1894 composition by Anton Arensky

Piano Trio No. 1 in D minor, Op. 32, for violin, cello and piano is a 1894 Romantic chamber composition by the Russian composer Anton Arensky. The trio is dedicated to the memory of the renowned Russian cellist, Karl Davydov.

The composer made a very early recording of the trio on wax cylinders, with the violinist Jan Hřímalý, the cellist Anatoliy Brandukov, and himself at the piano. This recording was made shortly after its composition and is almost certainly its first recording, although it is not complete.

== Music ==
There are four movements:

Unlike the agitated opening melody of the first movement from Mendelssohn's Piano Trio No. 1, the piece opens gently, lyrically and elegiacally, setting an autumnal mood of the whole work. The first movement ends with a coda marked Adagio.

The second movement in the parallel key (tonic major) features flying notes, and a waltz-like middle section mainly in B-flat major. The movement is cheerful throughout.

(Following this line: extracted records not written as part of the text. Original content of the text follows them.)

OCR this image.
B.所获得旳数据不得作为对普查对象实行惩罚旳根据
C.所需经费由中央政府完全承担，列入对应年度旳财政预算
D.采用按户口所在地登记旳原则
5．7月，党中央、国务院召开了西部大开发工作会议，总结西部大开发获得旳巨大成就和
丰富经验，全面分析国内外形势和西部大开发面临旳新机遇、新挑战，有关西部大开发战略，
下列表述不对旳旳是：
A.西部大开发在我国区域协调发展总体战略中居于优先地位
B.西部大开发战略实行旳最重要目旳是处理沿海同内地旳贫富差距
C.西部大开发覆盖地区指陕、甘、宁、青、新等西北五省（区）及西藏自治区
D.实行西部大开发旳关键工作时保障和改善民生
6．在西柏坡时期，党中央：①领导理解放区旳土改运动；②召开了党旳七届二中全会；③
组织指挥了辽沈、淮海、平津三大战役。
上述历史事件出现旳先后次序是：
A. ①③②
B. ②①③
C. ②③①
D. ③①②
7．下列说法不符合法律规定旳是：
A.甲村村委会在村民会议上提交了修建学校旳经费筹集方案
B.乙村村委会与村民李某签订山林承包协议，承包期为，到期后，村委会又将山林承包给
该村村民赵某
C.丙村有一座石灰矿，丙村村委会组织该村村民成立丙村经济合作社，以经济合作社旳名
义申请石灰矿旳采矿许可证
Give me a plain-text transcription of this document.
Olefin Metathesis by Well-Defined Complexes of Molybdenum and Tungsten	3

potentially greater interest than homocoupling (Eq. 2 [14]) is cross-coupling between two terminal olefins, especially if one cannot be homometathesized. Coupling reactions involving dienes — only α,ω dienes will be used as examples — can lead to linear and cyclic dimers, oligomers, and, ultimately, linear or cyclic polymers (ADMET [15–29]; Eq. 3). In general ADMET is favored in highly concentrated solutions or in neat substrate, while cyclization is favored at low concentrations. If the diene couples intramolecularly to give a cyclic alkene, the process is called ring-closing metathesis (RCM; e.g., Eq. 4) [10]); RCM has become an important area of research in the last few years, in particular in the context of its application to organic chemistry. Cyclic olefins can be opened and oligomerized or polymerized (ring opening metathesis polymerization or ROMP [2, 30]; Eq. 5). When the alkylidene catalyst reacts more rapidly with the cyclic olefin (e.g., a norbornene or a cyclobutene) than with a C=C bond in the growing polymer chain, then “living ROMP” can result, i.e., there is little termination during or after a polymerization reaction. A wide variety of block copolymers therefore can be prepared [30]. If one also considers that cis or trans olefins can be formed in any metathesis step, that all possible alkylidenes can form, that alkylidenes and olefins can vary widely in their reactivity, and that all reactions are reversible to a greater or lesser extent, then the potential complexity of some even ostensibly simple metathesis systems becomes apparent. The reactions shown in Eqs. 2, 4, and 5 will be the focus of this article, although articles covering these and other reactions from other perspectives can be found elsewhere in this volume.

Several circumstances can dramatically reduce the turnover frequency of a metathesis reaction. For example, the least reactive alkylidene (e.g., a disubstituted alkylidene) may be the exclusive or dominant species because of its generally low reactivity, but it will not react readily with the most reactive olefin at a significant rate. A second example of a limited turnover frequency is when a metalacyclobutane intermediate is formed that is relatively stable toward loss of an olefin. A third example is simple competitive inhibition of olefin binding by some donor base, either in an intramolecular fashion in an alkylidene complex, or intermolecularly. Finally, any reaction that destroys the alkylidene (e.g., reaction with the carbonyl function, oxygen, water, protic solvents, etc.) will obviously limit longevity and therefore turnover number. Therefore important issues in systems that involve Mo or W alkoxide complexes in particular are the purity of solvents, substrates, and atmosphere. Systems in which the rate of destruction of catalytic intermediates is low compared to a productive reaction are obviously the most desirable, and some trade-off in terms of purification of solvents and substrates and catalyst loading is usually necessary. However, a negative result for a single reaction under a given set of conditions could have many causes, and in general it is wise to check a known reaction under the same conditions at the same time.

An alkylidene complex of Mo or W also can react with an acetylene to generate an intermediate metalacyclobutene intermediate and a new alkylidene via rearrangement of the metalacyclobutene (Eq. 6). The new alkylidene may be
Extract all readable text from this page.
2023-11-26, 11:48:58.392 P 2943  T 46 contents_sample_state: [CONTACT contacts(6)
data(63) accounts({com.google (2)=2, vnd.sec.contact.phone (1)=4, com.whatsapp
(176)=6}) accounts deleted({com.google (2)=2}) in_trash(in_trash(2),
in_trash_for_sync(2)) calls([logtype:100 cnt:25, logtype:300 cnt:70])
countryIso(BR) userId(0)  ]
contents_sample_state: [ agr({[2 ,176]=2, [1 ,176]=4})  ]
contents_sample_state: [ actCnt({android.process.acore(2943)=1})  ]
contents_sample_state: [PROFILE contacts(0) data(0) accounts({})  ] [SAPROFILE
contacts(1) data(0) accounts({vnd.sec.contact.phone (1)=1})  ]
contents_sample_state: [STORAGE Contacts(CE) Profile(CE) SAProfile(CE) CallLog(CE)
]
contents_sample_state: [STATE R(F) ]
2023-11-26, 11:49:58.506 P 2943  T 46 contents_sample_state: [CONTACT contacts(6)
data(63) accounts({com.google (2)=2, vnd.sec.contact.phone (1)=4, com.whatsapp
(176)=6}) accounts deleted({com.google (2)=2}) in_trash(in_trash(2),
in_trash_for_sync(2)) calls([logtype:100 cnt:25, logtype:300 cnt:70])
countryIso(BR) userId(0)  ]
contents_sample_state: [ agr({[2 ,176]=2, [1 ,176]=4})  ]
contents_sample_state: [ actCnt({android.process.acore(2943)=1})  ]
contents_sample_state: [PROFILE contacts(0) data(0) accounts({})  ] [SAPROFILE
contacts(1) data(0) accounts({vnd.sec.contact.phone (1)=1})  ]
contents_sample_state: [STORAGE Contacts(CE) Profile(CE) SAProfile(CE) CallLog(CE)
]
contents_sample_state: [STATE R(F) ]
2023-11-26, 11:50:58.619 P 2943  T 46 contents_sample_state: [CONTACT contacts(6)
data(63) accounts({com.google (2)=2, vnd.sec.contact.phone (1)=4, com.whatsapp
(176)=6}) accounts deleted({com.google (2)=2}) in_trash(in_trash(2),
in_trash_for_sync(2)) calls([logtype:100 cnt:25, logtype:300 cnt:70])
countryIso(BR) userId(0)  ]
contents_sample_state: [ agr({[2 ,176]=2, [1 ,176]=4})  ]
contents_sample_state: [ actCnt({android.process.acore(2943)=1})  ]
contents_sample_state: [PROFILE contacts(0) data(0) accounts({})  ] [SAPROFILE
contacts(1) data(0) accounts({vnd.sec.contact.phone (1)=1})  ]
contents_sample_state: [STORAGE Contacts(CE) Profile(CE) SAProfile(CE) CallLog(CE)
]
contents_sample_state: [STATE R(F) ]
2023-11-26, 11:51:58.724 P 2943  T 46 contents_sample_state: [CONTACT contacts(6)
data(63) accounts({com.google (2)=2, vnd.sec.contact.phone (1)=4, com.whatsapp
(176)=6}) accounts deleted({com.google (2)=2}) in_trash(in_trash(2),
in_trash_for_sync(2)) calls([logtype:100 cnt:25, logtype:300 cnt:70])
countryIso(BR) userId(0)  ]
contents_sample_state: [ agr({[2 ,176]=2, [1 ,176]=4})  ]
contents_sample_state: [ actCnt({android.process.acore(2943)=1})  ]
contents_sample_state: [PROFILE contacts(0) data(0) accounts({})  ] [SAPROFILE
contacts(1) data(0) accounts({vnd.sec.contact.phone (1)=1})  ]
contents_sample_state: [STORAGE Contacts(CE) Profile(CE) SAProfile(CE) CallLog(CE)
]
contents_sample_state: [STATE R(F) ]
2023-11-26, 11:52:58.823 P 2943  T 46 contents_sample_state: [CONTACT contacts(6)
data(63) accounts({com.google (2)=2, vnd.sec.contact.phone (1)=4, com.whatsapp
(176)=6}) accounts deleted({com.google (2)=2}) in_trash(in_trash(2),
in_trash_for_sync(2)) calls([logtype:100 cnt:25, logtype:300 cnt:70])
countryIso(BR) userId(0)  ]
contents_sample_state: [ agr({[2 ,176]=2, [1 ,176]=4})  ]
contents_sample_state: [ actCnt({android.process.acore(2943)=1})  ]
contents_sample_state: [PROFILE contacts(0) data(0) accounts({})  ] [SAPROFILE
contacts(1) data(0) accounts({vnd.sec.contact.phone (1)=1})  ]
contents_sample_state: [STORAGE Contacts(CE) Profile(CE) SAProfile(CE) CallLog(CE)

Following the cheerful scherzo comes the contrasting and sad slow movement in the subdominant minor. Presenting no formal grief but memorial thoughts, this movement is deeply elegiac but not funereal. The middle section begins in G major but involves a number of key modulations, which makes the passage that initially evokes a brighter mood even more affecting yet dreamlike later on.

Back in D minor, the final movement opens dramatically. Later comes a recollection of themes from the third and first movements, which is followed by a turbulent ending that restates the primary theme of this movement.